Seorang pengusaha atau cokong yang berinisial ERA juga dikenal sebagai politisi dari Partai Demokrasi Indonesia Perjuangan (PDIP). Berdasarkan pantauan, sejak Februari 2025, ERA telah melakukan eksploitasi secara ilegal di kawasan tersebut. Ia mulai dengan 5 unit alat berat dan mendukung proses penerbitan IPR oleh Pemerintah Desa Kayuboko.
Dengan tambahan 16 unit excavator, total alat berat yang diduga dioperasikan ERA kini mencapai 21 unit. Meski aktivitas ini belum berizin resmi, penggalian terus berlangsung secara terbuka.
ERA dan sejumlah pelaku lainnya diduga mendapat perlindungan dari oknum aparat. Isu soal jatah dan setoran mencuat di tengah operasi alat berat, diduga menyasar berbagai pihak, selain itu, aktivitas distribusi bahan bakar minyak (BBM) jenis solar secara ilegal juga mengiringi operasi PETI tersebut.

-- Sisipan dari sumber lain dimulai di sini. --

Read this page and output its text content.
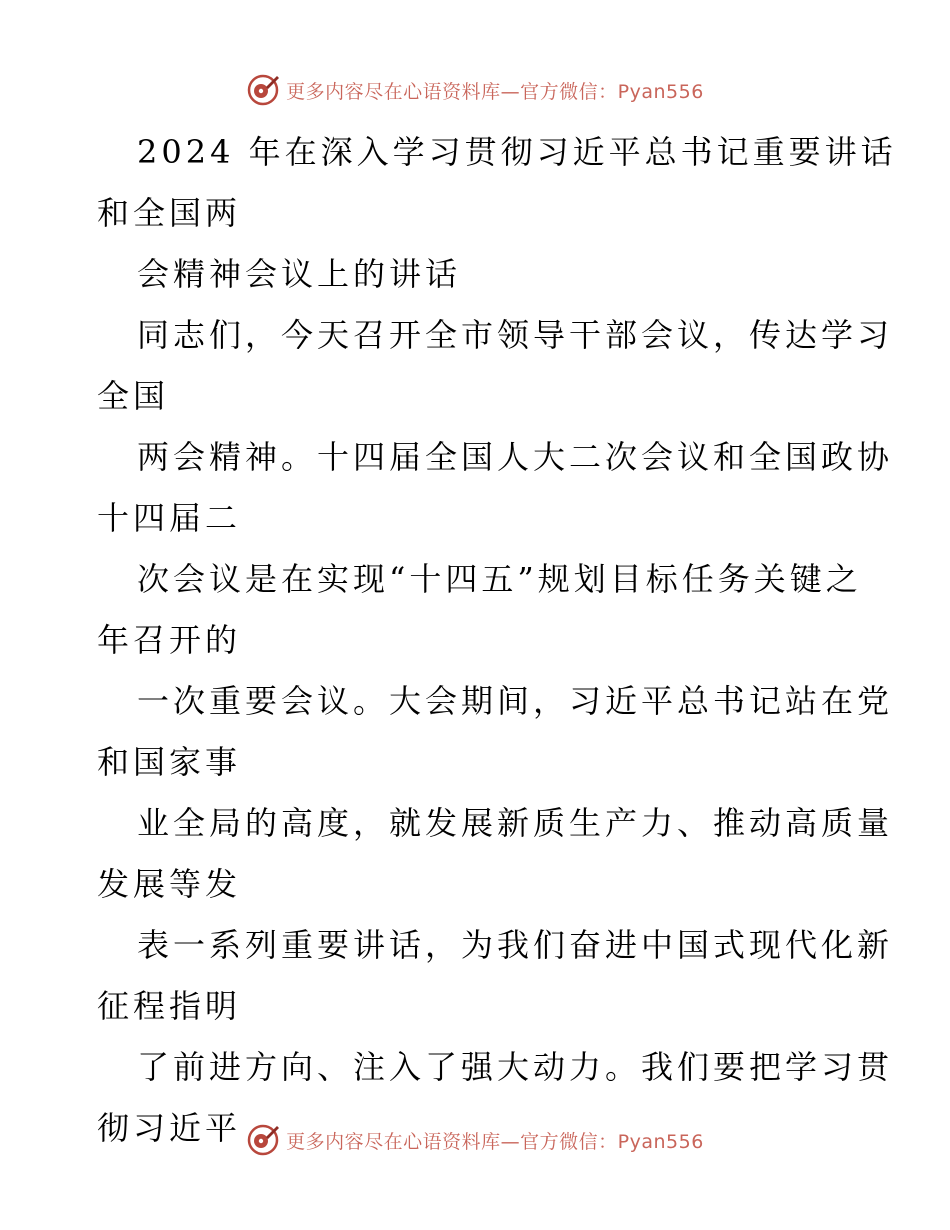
更多内容尽在心语资料库—官方微信：Pyan556
2024 年在深入学习贯彻习近平总书记重要讲话
和全国两
会精神会议上的讲话
同志们，今天召开全市领导干部会议，传达学习
全国
两会精神。十四届全国人大二次会议和全国政协
十四届二
次会议是在实现“十四五”规划目标任务关键之
年召开的
一次重要会议。大会期间，习近平总书记站在党
和国家事
业全局的高度，就发展新质生产力、推动高质量
发展等发
表一系列重要讲话，为我们奋进中国式现代化新
征程指明
了前进方向、注入了强大动力。我们要把学习贯
彻习近平	更多内容尽在心语资料库—官方微信：Pyan556
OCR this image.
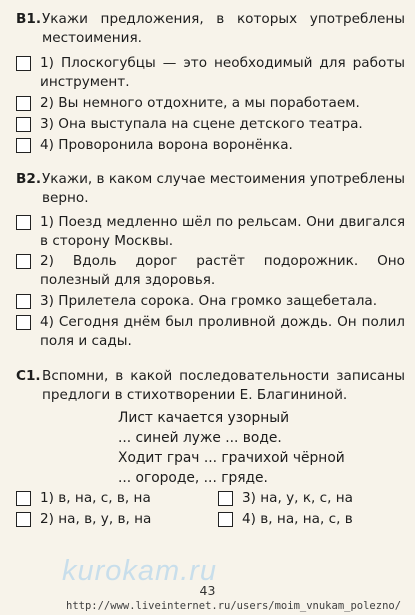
В1. Укажи предложения, в которых употреблены местоимения.
1) Плоскогубцы — это необходимый для работы инструмент.
2) Вы немного отдохните, а мы поработаем.
3) Она выступала на сцене детского театра.
4) Проворонила ворона воронёнка.
В2. Укажи, в каком случае местоимения употреблены верно.
1) Поезд медленно шёл по рельсам. Они двигался в сторону Москвы.
2) Вдоль дорог растёт подорожник. Оно полезный для здоровья.
3) Прилетела сорока. Она громко защебетала.
4) Сегодня днём был проливной дождь. Он полил поля и сады.
С1. Вспомни, в какой последовательности записаны предлоги в стихотворении Е. Благининой.
Лист качается узорный
... синей луже ... воде.
Ходит грач ... грачихой чёрной
... огороде, ... гряде.
1) в, на, с, в, на	3) на, у, к, с, на
2) на, в, у, в, на	4) в, на, на, с, в
kurokam.ru
43
http://www.liveinternet.ru/users/moim_vnukam_polezno/
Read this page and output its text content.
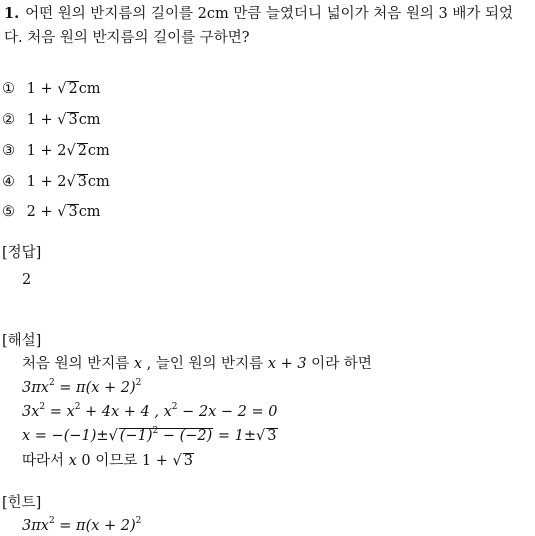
1. 어떤 원의 반지름의 길이를 2cm 만큼 늘였더니 넓이가 처음 원의 3 배가 되었다. 처음 원의 반지름의 길이를 구하면?
① 1 + √ 2cm
② 1 + √ 3cm
③ 1 + 2√ 2cm
④ 1 + 2√ 3cm
⑤ 2 + √ 3cm
[정답]
2
[해설]
처음 원의 반지름 x , 늘인 원의 반지름 x + 3 이라 하면
$3\pi x^2 = \pi(x + 2)^2$
$3x^2 = x^2 + 4x + 4$ , $x^2 - 2x - 2 = 0$
x = −(−1)±√ $(-1)^2 - (-2) = 1\pm√$ 3
따라서 x 0 이므로 1 + √ 3
[힌트]
$3\pi x^2 = \pi(x + 2)^2$
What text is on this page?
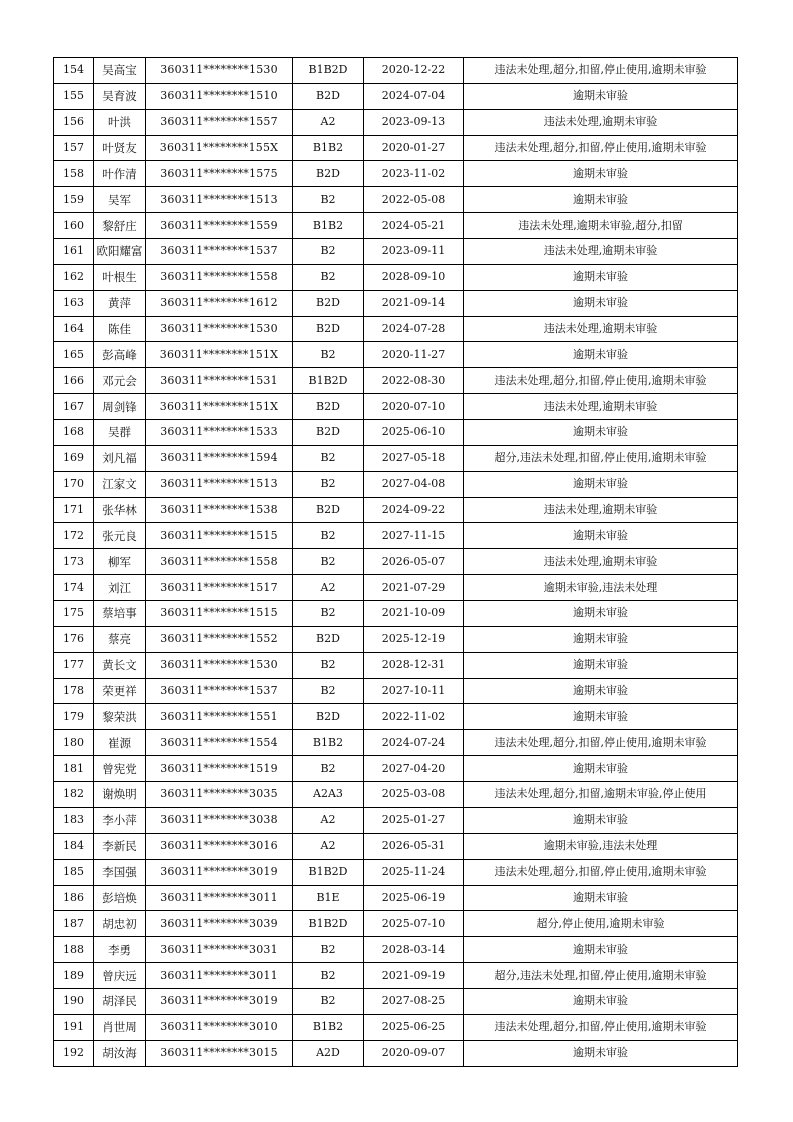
154	吴高宝	360311********1530	B1B2D	2020-12-22	违法未处理,超分,扣留,停止使用,逾期未审验
155	吴育波	360311********1510	B2D	2024-07-04	逾期未审验
156	叶洪	360311********1557	A2	2023-09-13	违法未处理,逾期未审验
157	叶贤友	360311********155X	B1B2	2020-01-27	违法未处理,超分,扣留,停止使用,逾期未审验
158	叶作清	360311********1575	B2D	2023-11-02	逾期未审验
159	吴军	360311********1513	B2	2022-05-08	逾期未审验
160	黎舒庄	360311********1559	B1B2	2024-05-21	违法未处理,逾期未审验,超分,扣留
161	欧阳耀富	360311********1537	B2	2023-09-11	违法未处理,逾期未审验
162	叶根生	360311********1558	B2	2028-09-10	逾期未审验
163	黄萍	360311********1612	B2D	2021-09-14	逾期未审验
164	陈佳	360311********1530	B2D	2024-07-28	违法未处理,逾期未审验
165	彭高峰	360311********151X	B2	2020-11-27	逾期未审验
166	邓元会	360311********1531	B1B2D	2022-08-30	违法未处理,超分,扣留,停止使用,逾期未审验
167	周剑锋	360311********151X	B2D	2020-07-10	违法未处理,逾期未审验
168	吴群	360311********1533	B2D	2025-06-10	逾期未审验
169	刘凡福	360311********1594	B2	2027-05-18	超分,违法未处理,扣留,停止使用,逾期未审验
170	江家文	360311********1513	B2	2027-04-08	逾期未审验
171	张华林	360311********1538	B2D	2024-09-22	违法未处理,逾期未审验
172	张元良	360311********1515	B2	2027-11-15	逾期未审验
173	柳军	360311********1558	B2	2026-05-07	违法未处理,逾期未审验
174	刘江	360311********1517	A2	2021-07-29	逾期未审验,违法未处理
175	蔡培事	360311********1515	B2	2021-10-09	逾期未审验
176	蔡亮	360311********1552	B2D	2025-12-19	逾期未审验
177	黄长文	360311********1530	B2	2028-12-31	逾期未审验
178	荣更祥	360311********1537	B2	2027-10-11	逾期未审验
179	黎荣洪	360311********1551	B2D	2022-11-02	逾期未审验
180	崔源	360311********1554	B1B2	2024-07-24	违法未处理,超分,扣留,停止使用,逾期未审验
181	曾宪党	360311********1519	B2	2027-04-20	逾期未审验
182	谢焕明	360311********3035	A2A3	2025-03-08	违法未处理,超分,扣留,逾期未审验,停止使用
183	李小萍	360311********3038	A2	2025-01-27	逾期未审验
184	李新民	360311********3016	A2	2026-05-31	逾期未审验,违法未处理
185	李国强	360311********3019	B1B2D	2025-11-24	违法未处理,超分,扣留,停止使用,逾期未审验
186	彭培焕	360311********3011	B1E	2025-06-19	逾期未审验
187	胡忠初	360311********3039	B1B2D	2025-07-10	超分,停止使用,逾期未审验
188	李勇	360311********3031	B2	2028-03-14	逾期未审验
189	曾庆远	360311********3011	B2	2021-09-19	超分,违法未处理,扣留,停止使用,逾期未审验
190	胡泽民	360311********3019	B2	2027-08-25	逾期未审验
191	肖世周	360311********3010	B1B2	2025-06-25	违法未处理,超分,扣留,停止使用,逾期未审验
192	胡汝海	360311********3015	A2D	2020-09-07	逾期未审验
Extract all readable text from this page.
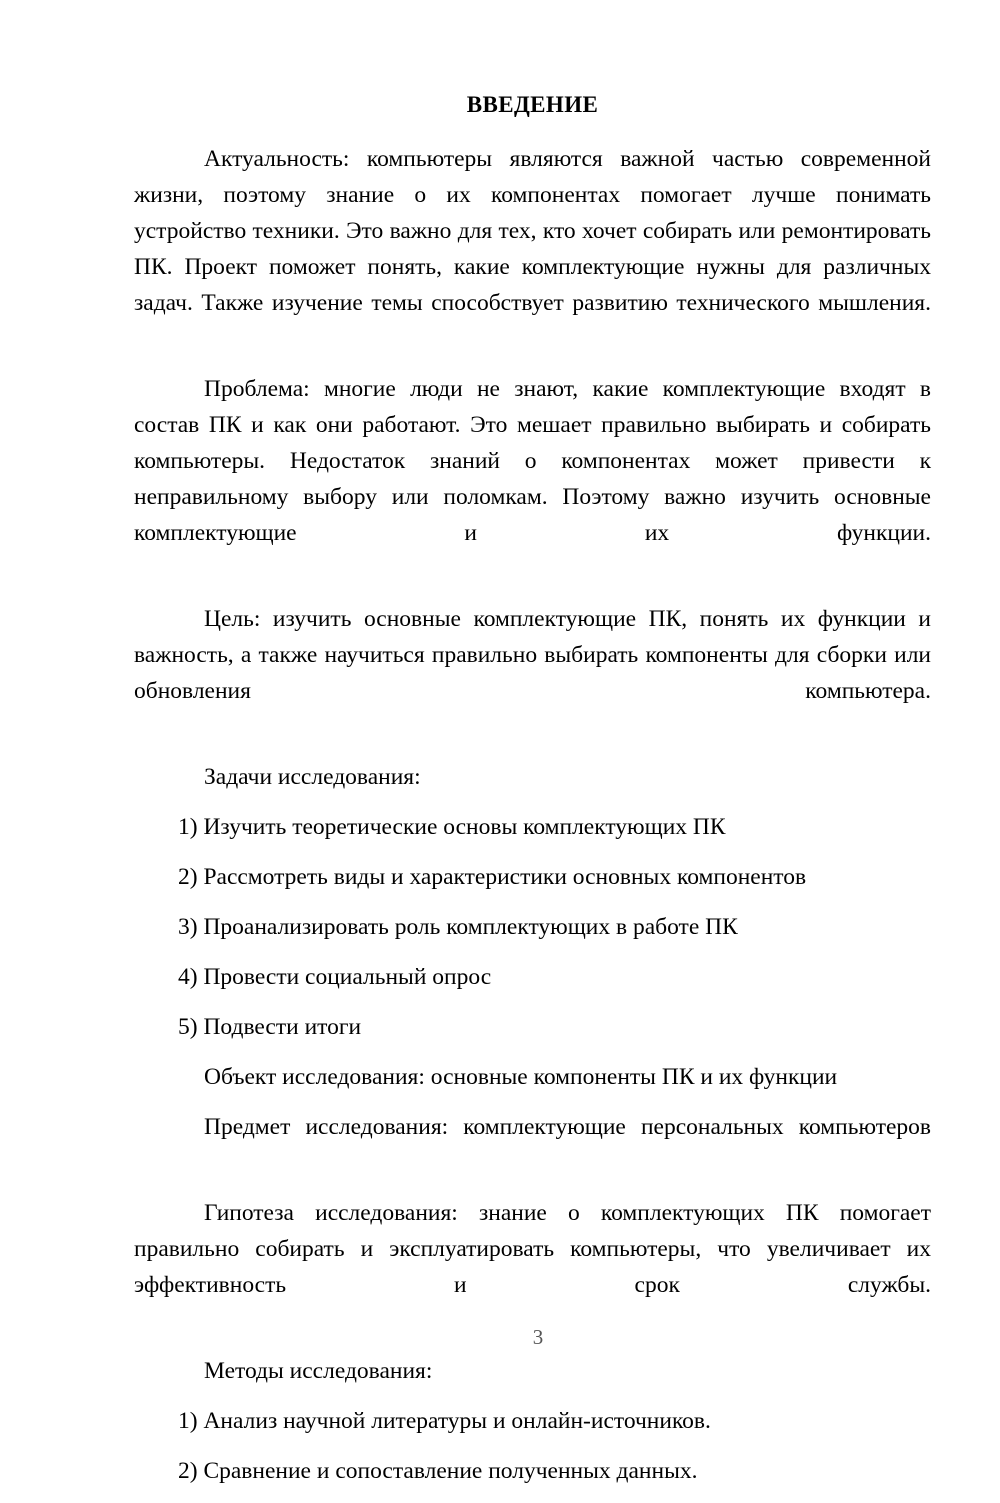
ВВЕДЕНИЕ

Актуальность: компьютеры являются важной частью современной жизни, поэтому знание о их компонентах помогает лучше понимать устройство техники. Это важно для тех, кто хочет собирать или ремонтировать ПК. Проект поможет понять, какие комплектующие нужны для различных задач. Также изучение темы способствует развитию технического мышления.

Проблема: многие люди не знают, какие комплектующие входят в состав ПК и как они работают. Это мешает правильно выбирать и собирать компьютеры. Недостаток знаний о компонентах может привести к неправильному выбору или поломкам. Поэтому важно изучить основные комплектующие и их функции.

Цель: изучить основные комплектующие ПК, понять их функции и важность, а также научиться правильно выбирать компоненты для сборки или обновления компьютера.

Задачи исследования:

1) Изучить теоретические основы комплектующих ПК

2) Рассмотреть виды и характеристики основных компонентов

3) Проанализировать роль комплектующих в работе ПК

4) Провести социальный опрос

5) Подвести итоги

Объект исследования: основные компоненты ПК и их функции

Предмет исследования: комплектующие персональных компьютеров

Гипотеза исследования: знание о комплектующих ПК помогает правильно собирать и эксплуатировать компьютеры, что увеличивает их эффективность и срок службы.

Методы исследования:

1) Анализ научной литературы и онлайн-источников.

2) Сравнение и сопоставление полученных данных.

3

Aktivitas di lokasi juga menyimpang dari titik-titik yang diatur dalam IPR. Pergerakan alat berat terpantau sporadis dan tidak sesuai dengan regulasi yang ada.
Sebagai catatan, dalam draf Revisi Undang-Undang Minerba No. 4 Tahun 2009 (RUU Minerba), IPR hanya diberikan kepada penduduk setempat, baik dalam bentuk kelompok masyarakat maupun koperasi. Kegiatan tambang rakyat juga dibatasi dalam hal skala dan teknologi yang digunakan.
Pasal 67 RUU Minerba menyebutkan bahwa penggunaan peralatan harus sederhana dan sesuai dengan kedalaman jenis komoditas. Sementara Pasal 68 membatasi luas wilayah IPR untuk kelompok masyarakat maksimal 5 hektare, dan 10 hektare untuk koperasi. Izin ini diberikan untuk jangka waktu maksimal 10 tahun, dapat diperpanjang dua kali masing-masing 5 tahun.
Jika Desa Kayuboko nantinya resmi menyandang status tambang rakyat dengan IPR, pelaksanaan tetap harus sesuai dengan kaidah pertambangan yang baik dan berkelanjutan. Kegiatan harus transparan dan tercatat agar pemerintah tidak hanya mengandalkan data produksi dan cadangan yang bersifat asumtif.
Pengawasan dari pihak pemberi izin menjadi krusial agar tidak dimanfaatkan oleh cukong berkedok tambang rakyat.
ERA sendiri adalah sosok yang cukup dikenal di Sulteng. Selain pernah menjadi kontraktor proyek jalan, ia juga sempat maju sebagai calon anggota DPRD Sulteng dari Dapil Sulteng 1 (Kota Palu) pada Pileg 2024, meski tidak terpilih. Ia menjabat sebagai Ketua DPD Banteng Muda Indonesia (BMI) Sulteng dan Ketua Kompartemen Perdagangan Luar Negeri HIPMI Sulteng, serta Ketua PW SAPMA Pemuda Pancasila Sulteng.
Kasus tambang ilegal di Kayuboko ini menjadi cermin rapuhnya pengawasan di sektor pertambangan rakyat, yang rawan disusupi kepentingan bisnis dan politik.